Interior minister says he has no knowledge of any talks between the government and the banned TTP
The government is planning to launch an “air security” unit for Islamabad from this week, Interior Minister Sheikh Rashid Ahmed announced on Monday, adding that 12 drones would be utilized to ensure security for the federal capital’s citizens.
While he did not provide any additional details on the drone security system, he told a press conference that it would help ensure foolproof security. As part of this initiative, he said, 1,000 additional personnel were being inducted into the Islamabad police, and authorities were also purchasing two locators that could track suspects through cellphone signals.
The minister updated journalists on the government’s measures to counter fake coronavirus vaccination certificates, stressing that a crackdown had been launched against anyone involved in issuing fake or illegal documents. There would be a zero tolerance policy against anyone found to be involved in such activities, he added.
On the issue of passports, Rashid said his ministry had fixed a Rs. 10,000 fee for people requiring emergency passports within a day. The ordinary fee, he said, would be Rs. 5,000-8,000.
Referring to public complaints on fake national identity cards, the minister said the government had started to act against the people responsible, adding that 136 officials had already been suspended from services, while 90 inquiries were ongoing and 300 charge sheets had been issued. He said the federal cabinet was considering offering amnesty to people with multiple passports or CNICs.

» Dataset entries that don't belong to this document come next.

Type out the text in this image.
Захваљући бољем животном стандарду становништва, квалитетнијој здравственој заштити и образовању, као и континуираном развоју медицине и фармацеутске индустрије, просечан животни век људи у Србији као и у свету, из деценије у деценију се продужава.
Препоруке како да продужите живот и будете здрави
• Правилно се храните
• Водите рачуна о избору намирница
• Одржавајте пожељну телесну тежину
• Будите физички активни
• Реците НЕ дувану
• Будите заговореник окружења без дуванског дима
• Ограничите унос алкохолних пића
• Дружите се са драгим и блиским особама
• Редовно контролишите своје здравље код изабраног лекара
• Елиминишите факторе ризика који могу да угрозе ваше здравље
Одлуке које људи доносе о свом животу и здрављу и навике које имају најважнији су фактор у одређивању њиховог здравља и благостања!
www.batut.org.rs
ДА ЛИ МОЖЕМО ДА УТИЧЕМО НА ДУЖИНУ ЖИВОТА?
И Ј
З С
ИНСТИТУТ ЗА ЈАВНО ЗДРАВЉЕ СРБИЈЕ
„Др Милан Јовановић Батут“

On the issue of visas for Afghan citizens, Rashid said the existing visa-on-arrival system would be replaced with an online visa system within three weeks. The government is also considering waiving off visa fees to facilitate people, he added. Since Aug. 15—when the Taliban assumed control of Kabul—he said around 20,000 people had entered Pakistan from Afghanistan, while 6,000 had traveled from Pakistan to Afghanistan. Of this number, he said that around 10,000 had been foreign nationals who had traveled to their home states via Pakistan.
The interior minister said the government was utilizing an International Border Management System at the Chaman border crossing, noting that 16 terminals had already been installed, with a planned expansion of five more terminals. He said the government had deployed NADRA mobile vans at the Torkham and Chaman border crossings to facilitate people at checkpoints. He said the government was working on a policy to extend CNIC facilities for far-flung areas of Skardu.
To a question, he said he was not aware of any talks between the government and groups of the banned Tehreek-e-Taliban Pakistan—as told to an international media outlet by Prime Minister Imran Khan last week—and it was too soon to comment on it. “The Ministry of Interior has no role in this [talks with the TTP], and if the Taliban are engaged in any dialogue then it is not in my knowledge,” he said, adding that any decisions on this were being taken by Prime Minister Imran Khan.